The finance ministry set a budget deficit of 5.6% of GDP in June for the 2019/20 (July-June) fiscal year, targeting to borrow 324 billion shillings or close to half of the shortfall, from external sources.
The loan, which will mature in six years, will come with an interest rate of 645 basis points above the Libor interest rate benchmark, the newspaper reported.
Treasury officials were not immediately available for comment.
A Nairobi-based banker with an international lender said he had not seen the term sheet of the proposed loan but the report was not surprising given the Treasury has pencilled in foreign borrowing of $3.2 billion this financial year.
Under President Uhuru Kenyatta, who took office in 2013 and was re-elected in 2017, total debt has rose to more than 50% of GDP, from 42% of GDP.

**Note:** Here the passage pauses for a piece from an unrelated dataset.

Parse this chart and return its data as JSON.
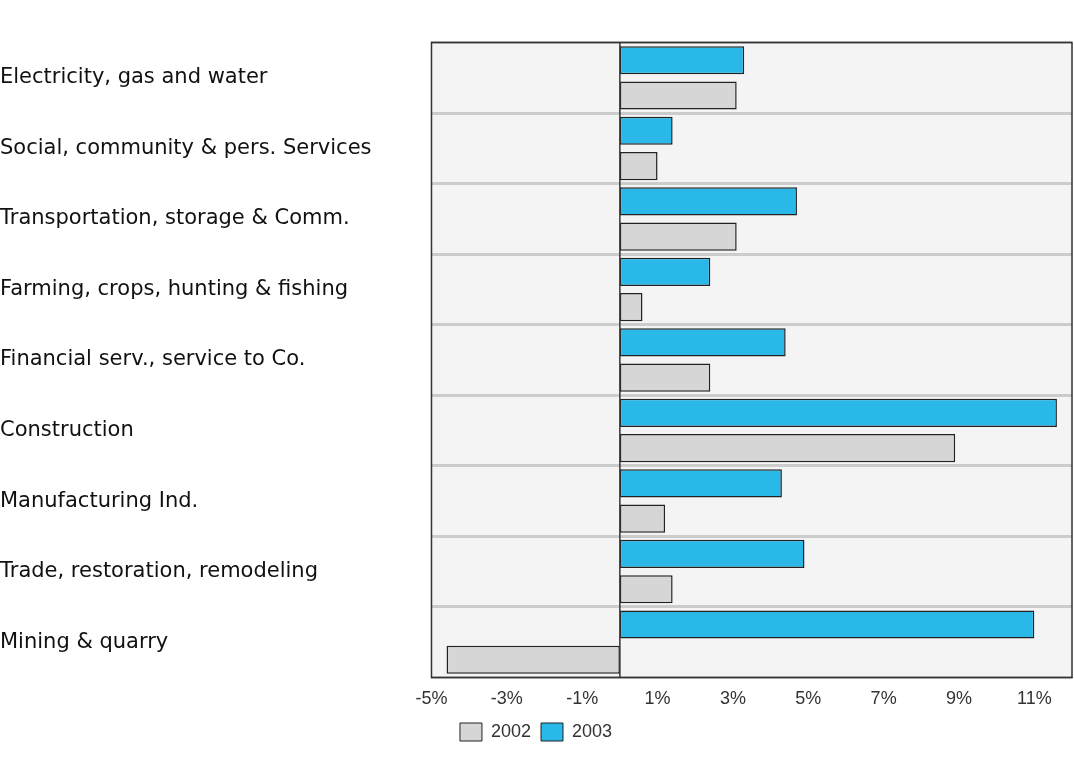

The government has defended the increased borrowing, saying the country must invest in its infrastructure, including roads and railways.
Public anger at the government’s higher appetite for debt has grown as the country’s top prosecutor has in the past year ordered the arrest of dozens of current and former government officials for involvement in graft in many government ministries and agencies.
The finance minister who set the borrowing targets for this financial year, Henry Rotich, was charged with corruption last month over the loss of billions of shillings in two dam construction tenders.
He denied the charges and was granted bail by the court, before Kenyatta replaced him with Labour Minister Ukur Yatani as acting finance minister.